Watching this, I felt more than convinced only Eastwood could sell a line like that. I like to believe I could, but a lot of people who know me seem to have a huge misunderstanding of the kind of guy I am.
The more I think of Eastwood’s role in “Gran Torino,” the more multi-dimensional it is, and he nails every part of it perfectly. We see the pain in his face of memories from long past which still haunt him, of the despair he experiences when members of the Vang Lor suffer the worst kind of abuse, and we can clearly see the regret in his face that he was not closer to his children throughout their lives. Even though Walt can seem like a hateful person, Eastwood gives him a strong humanity which comes across from start to finish.
By casting unknown actors as the members of the Vang Lor family, Eastwood the director gives this movie an even stronger authenticity to where you feel like you have known these people forever. One of my favorite performances in the movie was by Ahney Her who plays Sue Lor. She is a real kick to watch throughout as she comes through Walt’s casual insults unphased and even convincingly manages to get him to attend the family barbecue. It takes her a bit, but she manages to draw him in when she mentions there is beer. Her gives us a jaded teenager with a good sense of humor who is no pushover. She’s the kind of girl we knew from high school regardless of race, and Her steals every scene she is in.

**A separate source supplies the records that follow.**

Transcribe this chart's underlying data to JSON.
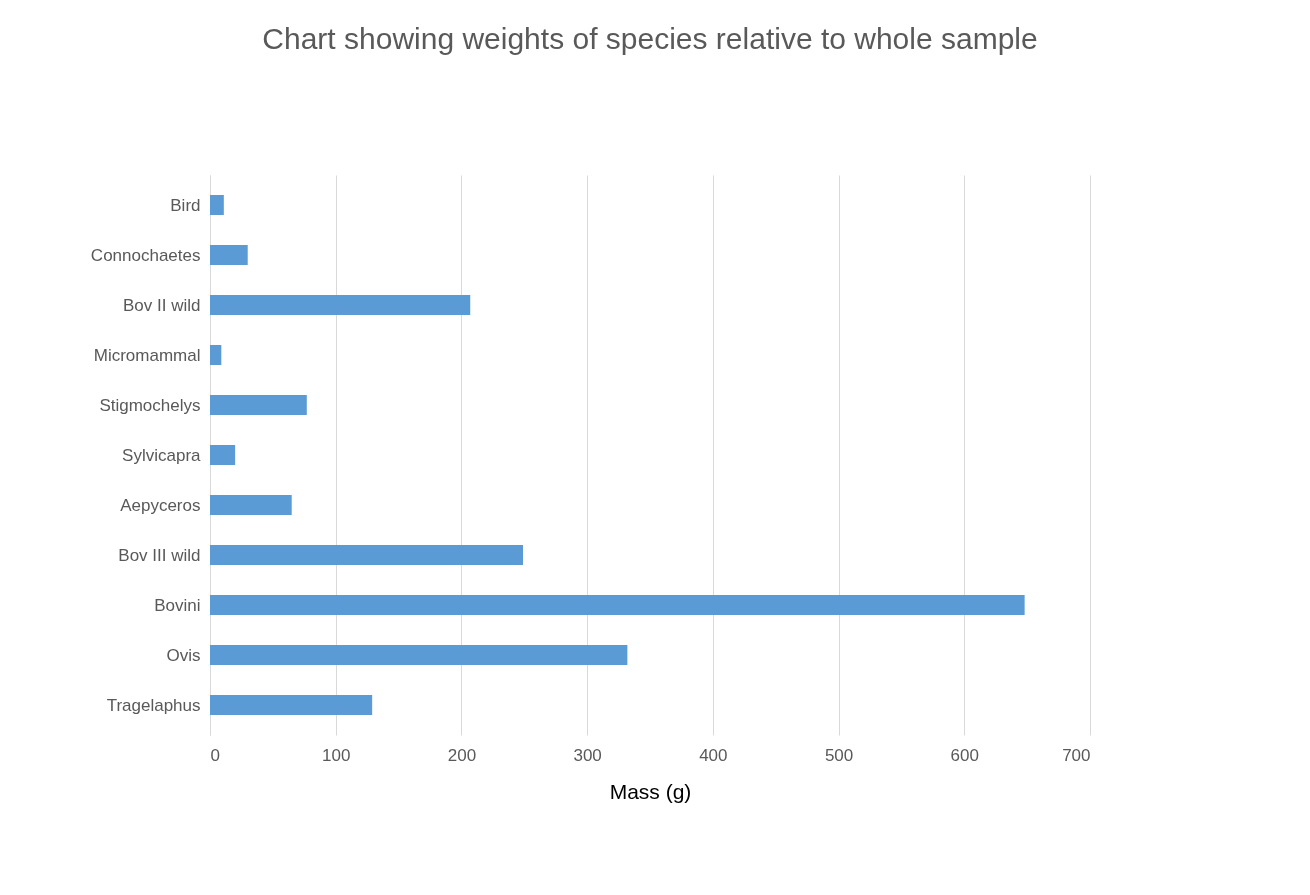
{
  "chart_data": {
    "type": "bar",
    "orientation": "horizontal",
    "title": "Chart showing weights of species relative to whole sample",
    "xlabel": "Mass (g)",
    "categories": [
      "Bird",
      "Connochaetes",
      "Bov II wild",
      "Micromammal",
      "Stigmochelys",
      "Sylvicapra",
      "Aepyceros",
      "Bov III wild",
      "Bovini",
      "Ovis",
      "Tragelaphus"
    ],
    "values": [
      11,
      30,
      207,
      9,
      77,
      20,
      65,
      249,
      648,
      332,
      129
    ],
    "color": "#5b9bd5",
    "xlim": [
      0,
      700
    ],
    "xticks": [
      0,
      100,
      200,
      300,
      400,
      500,
      600,
      700
    ],
    "grid": "x"
  }
}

As dark as “Gran Torino” seems, the movie has a quirky sense of humor which makes it all the more enjoyable. Another great moment is when Walt teaches Thao how to talk like a man to get what he wants. The scene in the local barbershop of Walt getting Thao to do this is a hilarious moment in how he gets the teenager to talk, and he playfully messes with Thao’s head to get him to realize a few things. This leads to one of the movie’s most gut busting moments when Walt helps Thao get a construction job and lets Thao do all the talking. I almost passed out because I was laughing so hard.

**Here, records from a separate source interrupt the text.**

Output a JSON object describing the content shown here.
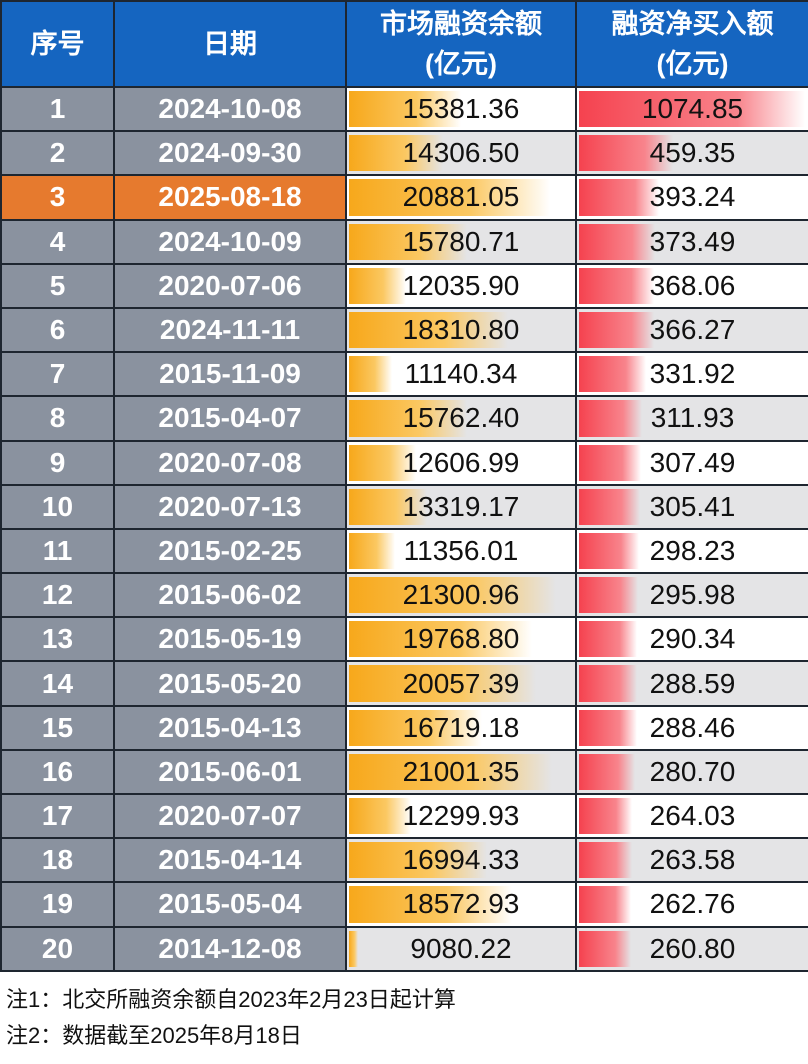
{
  "header": {
    "index": "序号",
    "date": "日期",
    "balance": [
      "市场融资余额",
      "(亿元)"
    ],
    "netbuy": [
      "融资净买入额",
      "(亿元)"
    ]
  },
  "highlight_row": 3,
  "colors": {
    "header": "#1565c0",
    "highlight": "#e67a2e",
    "balance_bar": "#f7a81b",
    "netbuy_bar": "#f5424f"
  },
  "rows": [
    {
      "index": "1",
      "date": "2024-10-08",
      "balance": "15381.36",
      "netbuy": "1074.85"
    },
    {
      "index": "2",
      "date": "2024-09-30",
      "balance": "14306.50",
      "netbuy": "459.35"
    },
    {
      "index": "3",
      "date": "2025-08-18",
      "balance": "20881.05",
      "netbuy": "393.24"
    },
    {
      "index": "4",
      "date": "2024-10-09",
      "balance": "15780.71",
      "netbuy": "373.49"
    },
    {
      "index": "5",
      "date": "2020-07-06",
      "balance": "12035.90",
      "netbuy": "368.06"
    },
    {
      "index": "6",
      "date": "2024-11-11",
      "balance": "18310.80",
      "netbuy": "366.27"
    },
    {
      "index": "7",
      "date": "2015-11-09",
      "balance": "11140.34",
      "netbuy": "331.92"
    },
    {
      "index": "8",
      "date": "2015-04-07",
      "balance": "15762.40",
      "netbuy": "311.93"
    },
    {
      "index": "9",
      "date": "2020-07-08",
      "balance": "12606.99",
      "netbuy": "307.49"
    },
    {
      "index": "10",
      "date": "2020-07-13",
      "balance": "13319.17",
      "netbuy": "305.41"
    },
    {
      "index": "11",
      "date": "2015-02-25",
      "balance": "11356.01",
      "netbuy": "298.23"
    },
    {
      "index": "12",
      "date": "2015-06-02",
      "balance": "21300.96",
      "netbuy": "295.98"
    },
    {
      "index": "13",
      "date": "2015-05-19",
      "balance": "19768.80",
      "netbuy": "290.34"
    },
    {
      "index": "14",
      "date": "2015-05-20",
      "balance": "20057.39",
      "netbuy": "288.59"
    },
    {
      "index": "15",
      "date": "2015-04-13",
      "balance": "16719.18",
      "netbuy": "288.46"
    },
    {
      "index": "16",
      "date": "2015-06-01",
      "balance": "21001.35",
      "netbuy": "280.70"
    },
    {
      "index": "17",
      "date": "2020-07-07",
      "balance": "12299.93",
      "netbuy": "264.03"
    },
    {
      "index": "18",
      "date": "2015-04-14",
      "balance": "16994.33",
      "netbuy": "263.58"
    },
    {
      "index": "19",
      "date": "2015-05-04",
      "balance": "18572.93",
      "netbuy": "262.76"
    },
    {
      "index": "20",
      "date": "2014-12-08",
      "balance": "9080.22",
      "netbuy": "260.80"
    }
  ],
  "notes": [
    "注1：北交所融资余额自2023年2月23日起计算",
    "注2：数据截至2025年8月18日"
  ]
}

The last half turns bleak as the Vang Lor family deals with devastating events which threaten not only them, but Walt as well. It almost seems like the movie will have a “Death Wish” kind of ending, but Eastwood is much too smart to let things become unforgivably manipulative or sentimental. You may think you know where things are heading, and while you may be right, the terrific screenplay by Dave Johannson and Nick Schenk keeps you on the edge of your seat and has you guessing what will happen all the way to the end. It’s very clear “Gran Torino” is a redemption piece, but the way Walt achieves his redemption is both unexpected and shocking.

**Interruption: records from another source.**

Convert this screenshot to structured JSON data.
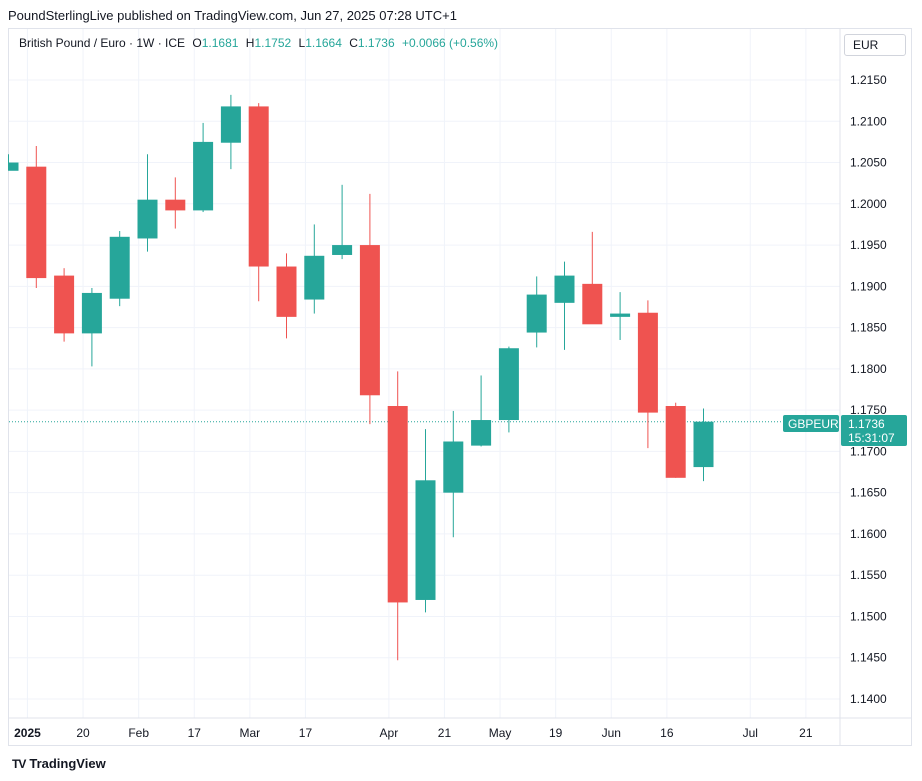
{
  "header": {
    "publisher": "PoundSterlingLive published on TradingView.com, Jun 27, 2025 07:28 UTC+1"
  },
  "legend": {
    "symbol": "British Pound / Euro · 1W · ICE",
    "o_label": "O",
    "o_value": "1.1681",
    "h_label": "H",
    "h_value": "1.1752",
    "l_label": "L",
    "l_value": "1.1664",
    "c_label": "C",
    "c_value": "1.1736",
    "change": "+0.0066 (+0.56%)"
  },
  "currency_button": "EUR",
  "price_tag": {
    "symbol": "GBPEUR",
    "price": "1.1736",
    "countdown": "15:31:07"
  },
  "brand": {
    "name": "TradingView",
    "logo_mark": "TV"
  },
  "colors": {
    "up": "#26a69a",
    "down": "#ef5350",
    "grid": "#f0f3fa",
    "text": "#131722"
  },
  "chart_data": {
    "type": "candlestick",
    "title": "British Pound / Euro · 1W · ICE",
    "ylim": [
      1.1365,
      1.2205
    ],
    "y_ticks": [
      "1.1400",
      "1.1450",
      "1.1500",
      "1.1550",
      "1.1600",
      "1.1650",
      "1.1700",
      "1.1750",
      "1.1800",
      "1.1850",
      "1.1900",
      "1.1950",
      "1.2000",
      "1.2050",
      "1.2100",
      "1.2150"
    ],
    "x_ticks": [
      {
        "label": "2025",
        "index": 0.7,
        "bold": true
      },
      {
        "label": "20",
        "index": 2.7
      },
      {
        "label": "Feb",
        "index": 4.7
      },
      {
        "label": "17",
        "index": 6.7
      },
      {
        "label": "Mar",
        "index": 8.7
      },
      {
        "label": "17",
        "index": 10.7
      },
      {
        "label": "Apr",
        "index": 13.7
      },
      {
        "label": "21",
        "index": 15.7
      },
      {
        "label": "May",
        "index": 17.7
      },
      {
        "label": "19",
        "index": 19.7
      },
      {
        "label": "Jun",
        "index": 21.7
      },
      {
        "label": "16",
        "index": 23.7
      },
      {
        "label": "Jul",
        "index": 26.7
      },
      {
        "label": "21",
        "index": 28.7
      }
    ],
    "candles": [
      {
        "o": 1.204,
        "h": 1.206,
        "l": 1.204,
        "c": 1.205
      },
      {
        "o": 1.2045,
        "h": 1.207,
        "l": 1.1898,
        "c": 1.191
      },
      {
        "o": 1.1913,
        "h": 1.1922,
        "l": 1.1833,
        "c": 1.1843
      },
      {
        "o": 1.1843,
        "h": 1.1898,
        "l": 1.1803,
        "c": 1.1892
      },
      {
        "o": 1.1885,
        "h": 1.1967,
        "l": 1.1876,
        "c": 1.196
      },
      {
        "o": 1.1958,
        "h": 1.206,
        "l": 1.1942,
        "c": 1.2005
      },
      {
        "o": 1.2005,
        "h": 1.2032,
        "l": 1.197,
        "c": 1.1992
      },
      {
        "o": 1.1992,
        "h": 1.2098,
        "l": 1.199,
        "c": 1.2075
      },
      {
        "o": 1.2074,
        "h": 1.2132,
        "l": 1.2042,
        "c": 1.2118
      },
      {
        "o": 1.2118,
        "h": 1.2122,
        "l": 1.1882,
        "c": 1.1924
      },
      {
        "o": 1.1924,
        "h": 1.194,
        "l": 1.1837,
        "c": 1.1863
      },
      {
        "o": 1.1884,
        "h": 1.1975,
        "l": 1.1867,
        "c": 1.1937
      },
      {
        "o": 1.1938,
        "h": 1.2023,
        "l": 1.1933,
        "c": 1.195
      },
      {
        "o": 1.195,
        "h": 1.2012,
        "l": 1.1733,
        "c": 1.1768
      },
      {
        "o": 1.1755,
        "h": 1.1797,
        "l": 1.1447,
        "c": 1.1517
      },
      {
        "o": 1.152,
        "h": 1.1727,
        "l": 1.1505,
        "c": 1.1665
      },
      {
        "o": 1.165,
        "h": 1.1749,
        "l": 1.1596,
        "c": 1.1712
      },
      {
        "o": 1.1707,
        "h": 1.1792,
        "l": 1.1706,
        "c": 1.1738
      },
      {
        "o": 1.1738,
        "h": 1.1827,
        "l": 1.1723,
        "c": 1.1825
      },
      {
        "o": 1.1844,
        "h": 1.1912,
        "l": 1.1826,
        "c": 1.189
      },
      {
        "o": 1.188,
        "h": 1.193,
        "l": 1.1823,
        "c": 1.1913
      },
      {
        "o": 1.1903,
        "h": 1.1966,
        "l": 1.1855,
        "c": 1.1854
      },
      {
        "o": 1.1863,
        "h": 1.1893,
        "l": 1.1835,
        "c": 1.1867
      },
      {
        "o": 1.1868,
        "h": 1.1883,
        "l": 1.1704,
        "c": 1.1747
      },
      {
        "o": 1.1755,
        "h": 1.1759,
        "l": 1.1668,
        "c": 1.1668
      },
      {
        "o": 1.1681,
        "h": 1.1752,
        "l": 1.1664,
        "c": 1.1736
      }
    ],
    "last_price": 1.1736
  }
}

“Gran Torino” is the kind of movie which I think really brings out the best in Eastwood as an actor and a director. I am convinced that if this script landed in the hands of another director, it would have ended up being your average anti-racism parable with loads of clichéd characters and predictable situations. But with Eastwood in the director’s chair, he gives the movie a genuine humanity, and he lets the characters propel the plot of the movie. He also gives what we see a strong sense of reality which draws you into the story right away, and a freshness which almost makes you forget you have seen this kind of movie before. I really enjoyed “Gran Torino” a lot more than I thought I would. I figured it would be a decent movie at best, but Eastwood continues to challenge himself and his audience with each project he does. I also have to say that I’m really glad I didn’t have to sit through another ending like the one he gave us in “Million Dollar Baby.” I don’t think I could handle such an ending again.